I have a big corporate network with many routers.
All routes ha a loopback IP used for syslog. Ex 10.252.1.10/32
When I do a search for host like this:
index=syslog host=10.252.1.0/24 (last 24 hour)
When look at host, I do get a result like this, when look at the host filed.
Values Count %
10.252.1.170 8,887 99.396%
10.252.1.77 32 0.358%
10.252.1.112 12 0.134%
10.252.1.17 4 0.045%
10.252.1.104 3 0.034%
10.252.1.80 3 0.034%
Problem is that I do muss several hosts.
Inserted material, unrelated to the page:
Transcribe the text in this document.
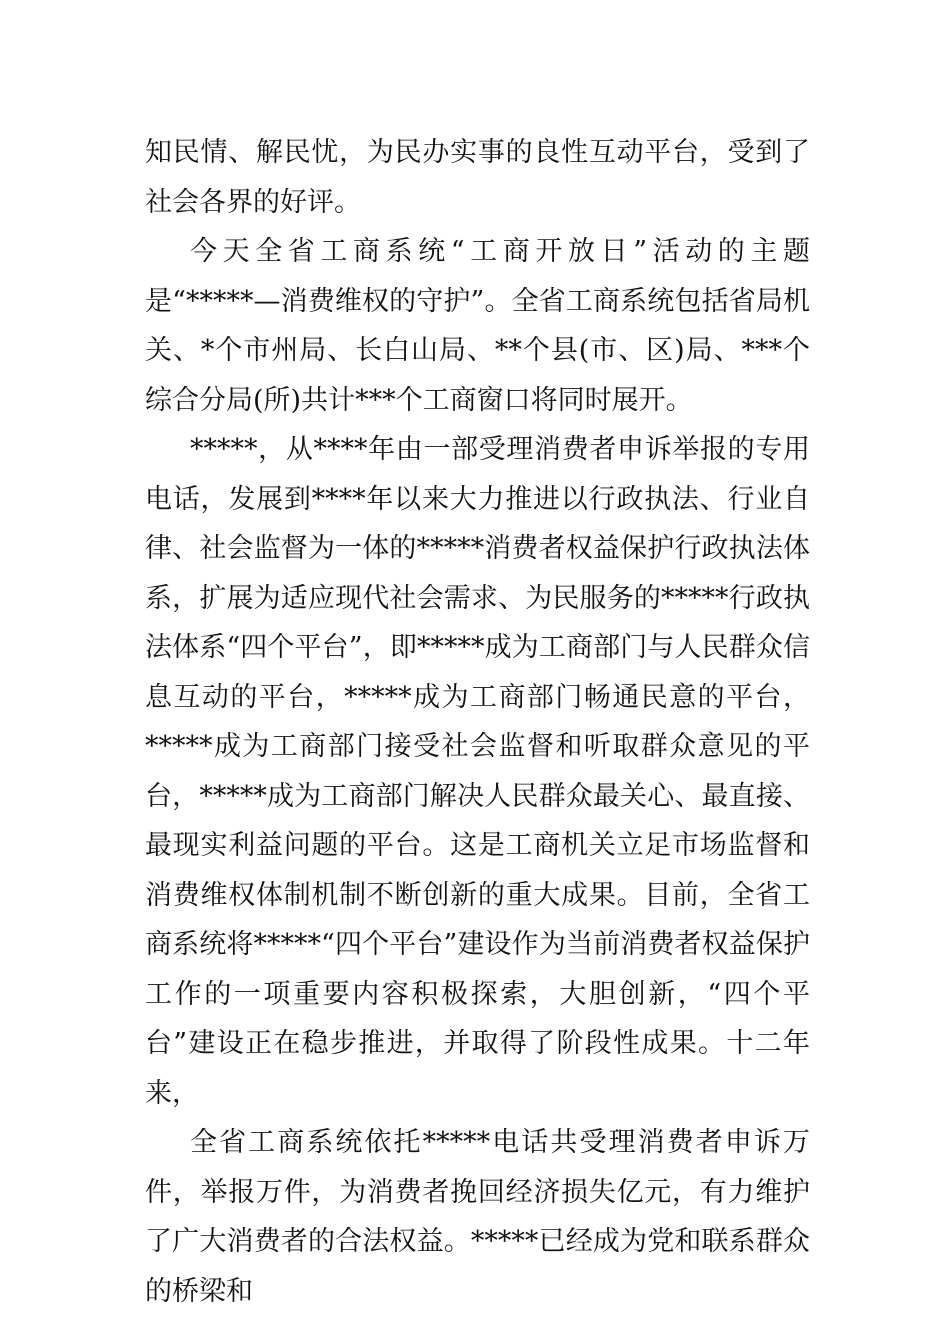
知民情、解民忧，为民办实事的良性互动平台，受到了社会各界的好评。

今天全省工商系统“工商开放日”活动的主题是“*****—消费维权的守护”。全省工商系统包括省局机关、*个市州局、长白山局、**个县(市、区)局、***个综合分局(所)共计***个工商窗口将同时展开。

*****，从****年由一部受理消费者申诉举报的专用电话，发展到****年以来大力推进以行政执法、行业自律、社会监督为一体的*****消费者权益保护行政执法体系，扩展为适应现代社会需求、为民服务的*****行政执法体系“四个平台”，即*****成为工商部门与人民群众信息互动的平台，*****成为工商部门畅通民意的平台，*****成为工商部门接受社会监督和听取群众意见的平台，*****成为工商部门解决人民群众最关心、最直接、最现实利益问题的平台。这是工商机关立足市场监督和消费维权体制机制不断创新的重大成果。目前，全省工商系统将*****“四个平台”建设作为当前消费者权益保护工作的一项重要内容积极探索，大胆创新，“四个平台”建设正在稳步推进，并取得了阶段性成果。十二年来，

全省工商系统依托*****电话共受理消费者申诉万件，举报万件，为消费者挽回经济损失亿元，有力维护了广大消费者的合法权益。*****已经成为党和联系群众的桥梁和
A search for a specific node like this:
index=syslog host=10.252.1.105 (last 24 hour)
gives this result:
Values Count %
10.252.1.105 59 100%
Why do I not see this host with 59 hits in syslog.??
Why does CIDR not cover it?
host=10.252.1.0/24 should it not cover 10.252.1.0 to 10.252.1.255?
Hello,
It's possible that the field you are using for host is not formatted in a way that the CIDR search recognizes. With my data, my field is src which is formatted ipaddress:port:vlan I have to perform a rex on the src field to parse just the into its own field, and then I can use CIDR notation to pull out all the hosts I have logs for in the time window.
index=<yourindex> | rex field=src "(?<src_ip>\d{1,3}.\d{1,3}.\d{1,3}.\d{1,3})" | search src_ip="10.100.200.0/24" | stats values(src_ip)
Hope that helps.
You are on the right track. Just for the test of it, I added host=10.252.1.* and get more than 100 hits.
The host is not part of the _raw data, so It has to be some with how its extracted.